A Subseção 2 Especializada em Dissídios Individuais (SDI-2) do Tribunal Superior do Trabalho julgou procedente ação rescisória em que era discutida a possibilidade de interrupção de prescrição, diante do ajuizamento de ações com mesmo pedido e causa de pedir, propostas contra uma mesma empresa - a primeira pelo espólio e a segunda por herdeiro de um trabalhador acidentado. A Subseção afastou a prescrição pronunciada pelo Tribunal Regional do Trabalho da 23ª Região (MT) e devolveu o processo para julgamento.

Histórico

O trabalhador, empregado pela Conservadora e Limpadora Centro Oeste Ltda. para prestar serviços para a Empresa Brasileira de Telecomunicações, foi vítima de acidente de trabalho em março de 2003, quando trabalhava na manutenção de uma torre. As duas ações pediam indenizações por danos morais e materiais.

A primeira, proposta em 21/01/2005 pelo espólio do trabalhador falecido, foi julgada improcedente. Em 26/01/2006, a viúva propôs nova ação, ajuizada em nome próprio. Nesta segunda ação, o juízo de primeiro grau declarou a prescrição bienal e extinguiu o processo com resolução do mérito.

O TRT/MT manteve a decisão que pronunciou a prescrição das pretensões da viúva e rejeitou a tese recursal de ocorrência da interrupção da prescrição em face da proposição da primeira ação. O entendimento do Regional foi o de que, para a interrupção da prescrição, é necessária a comprovação da existência de certos elementos comuns a ambas as demandas ajuizadas: identidade de partes, pedido e causa de pedir (tríplice identidade).

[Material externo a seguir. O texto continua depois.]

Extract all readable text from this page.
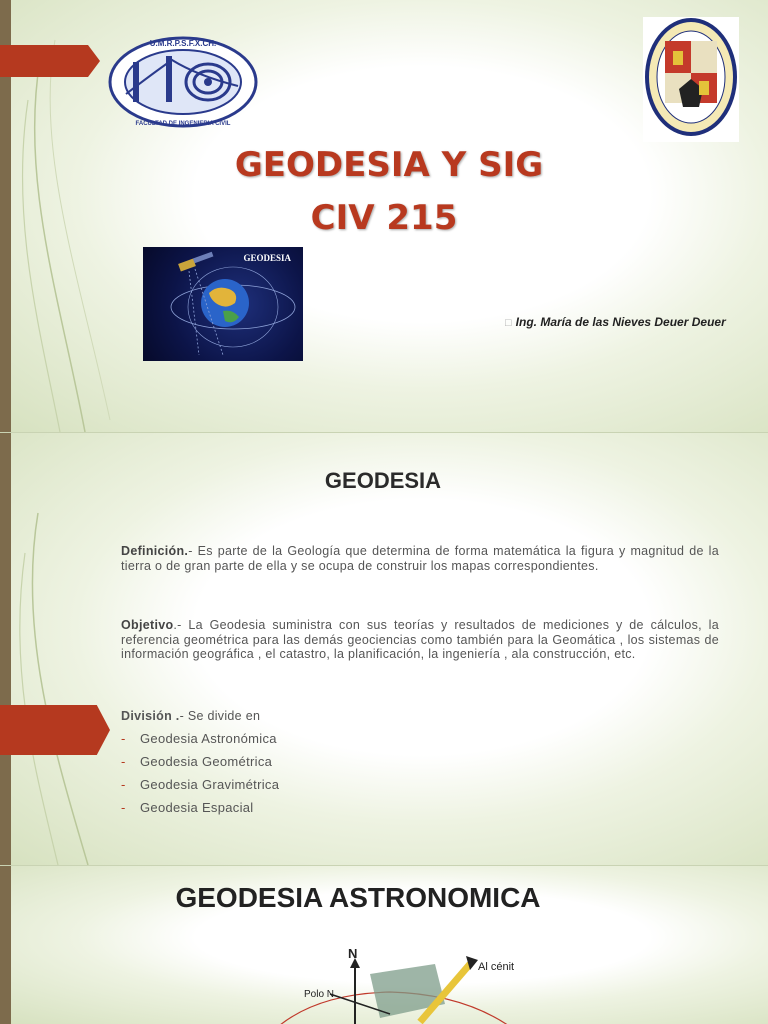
U.M.R.P.S.F.X.CH.
FACULTAD DE INGENIERIA CIVIL
GEODESIA Y SIG
CIV 215
GEODESIA
□ Ing. María de las Nieves Deuer Deuer
GEODESIA
Definición.- Es parte de la Geología que determina de forma matemática la figura y magnitud de la tierra o de gran parte de ella y se ocupa de construir los mapas correspondientes.
Objetivo.- La Geodesia suministra con sus teorías y resultados de mediciones y de cálculos, la referencia geométrica para las demás geociencias como también para la Geomática , los sistemas de información geográfica , el catastro, la planificación, la ingeniería , ala construcción, etc.
División .- Se divide en
- Geodesia Astronómica
- Geodesia Geométrica
- Geodesia Gravimétrica
- Geodesia Espacial
GEODESIA ASTRONOMICA
N
Al cénit
Polo N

A autora da ação defendia a tese de que a prescrição não teria ocorrido porque ela fazia parte do espólio, autor da primeira ação, ajuizada dentro do prazo. Da decisão nessa segunda ação, a viúva interpôs recurso de revista, cujo seguimento foi denegado em razão da irregularidade na representação processual. Ela então ingressou com ação rescisória, com o objetivo de desconstituir o acórdão que declarou a prescrição. A rescisória foi negada, e houve recurso ordinário ao TST.

SDI-2

Para o relator do recurso na SDI-2, ministro Alberto Luiz Bresciani de Fontan Pereira, a jurisprudência do TST já entende que em situações que envolvem espólio e herdeiro, o prazo prescricional é interrompido para qualquer interessado (por aplicação do artigo 203 do Código Civil). Ao citar jurisprudência, o relator chamou a atenção para o fato de que, entre os interessados, estão os herdeiros do trabalhador - no caso, a viúva.

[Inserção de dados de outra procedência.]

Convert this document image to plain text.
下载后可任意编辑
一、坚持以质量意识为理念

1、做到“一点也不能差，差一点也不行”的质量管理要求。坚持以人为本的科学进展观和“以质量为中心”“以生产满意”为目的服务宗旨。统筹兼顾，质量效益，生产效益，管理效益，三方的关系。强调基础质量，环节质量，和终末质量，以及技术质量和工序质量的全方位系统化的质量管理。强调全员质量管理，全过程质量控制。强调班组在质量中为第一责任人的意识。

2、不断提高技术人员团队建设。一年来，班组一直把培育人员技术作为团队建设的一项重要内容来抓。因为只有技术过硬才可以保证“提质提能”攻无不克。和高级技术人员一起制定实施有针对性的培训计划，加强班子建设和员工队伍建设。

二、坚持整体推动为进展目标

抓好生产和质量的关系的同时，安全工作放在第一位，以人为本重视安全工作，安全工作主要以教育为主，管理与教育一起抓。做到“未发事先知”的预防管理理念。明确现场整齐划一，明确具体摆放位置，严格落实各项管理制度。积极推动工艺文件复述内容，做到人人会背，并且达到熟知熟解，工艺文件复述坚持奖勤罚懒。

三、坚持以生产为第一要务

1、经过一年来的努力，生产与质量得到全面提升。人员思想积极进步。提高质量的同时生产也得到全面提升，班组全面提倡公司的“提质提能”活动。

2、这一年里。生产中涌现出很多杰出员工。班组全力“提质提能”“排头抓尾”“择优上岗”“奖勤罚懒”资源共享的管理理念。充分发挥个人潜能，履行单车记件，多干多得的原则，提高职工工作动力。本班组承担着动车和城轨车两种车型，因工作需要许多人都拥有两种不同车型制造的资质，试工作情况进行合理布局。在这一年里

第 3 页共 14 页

O ministro afastou o entendimento de que era necessária a tríplice identidade. A primeira ação ajuizada interrompeu a prescrição para qualquer um dos herdeiros que tivessem ajuizado ação posterior, por ter o espólio legitimidade. Observou também que existem ações das filhas contra a mesma empresa, e salientou o fato de haver, no caso, nítido interesse econômico e moral do espólio.

Para o relator, ficou evidenciada a violação literal da lei, autorizadora, segundo o artigo 485, inciso V, do Código de Processo Civil, de rescisão de sentença de mérito transitada em julgado. Segundo esse entendimento, a Seção, por unanimidade, julgou procedente a ação rescisória, afastou a prescrição e determinou o retorno dos autos à Vara de origem, para o prosseguimento do julgamento.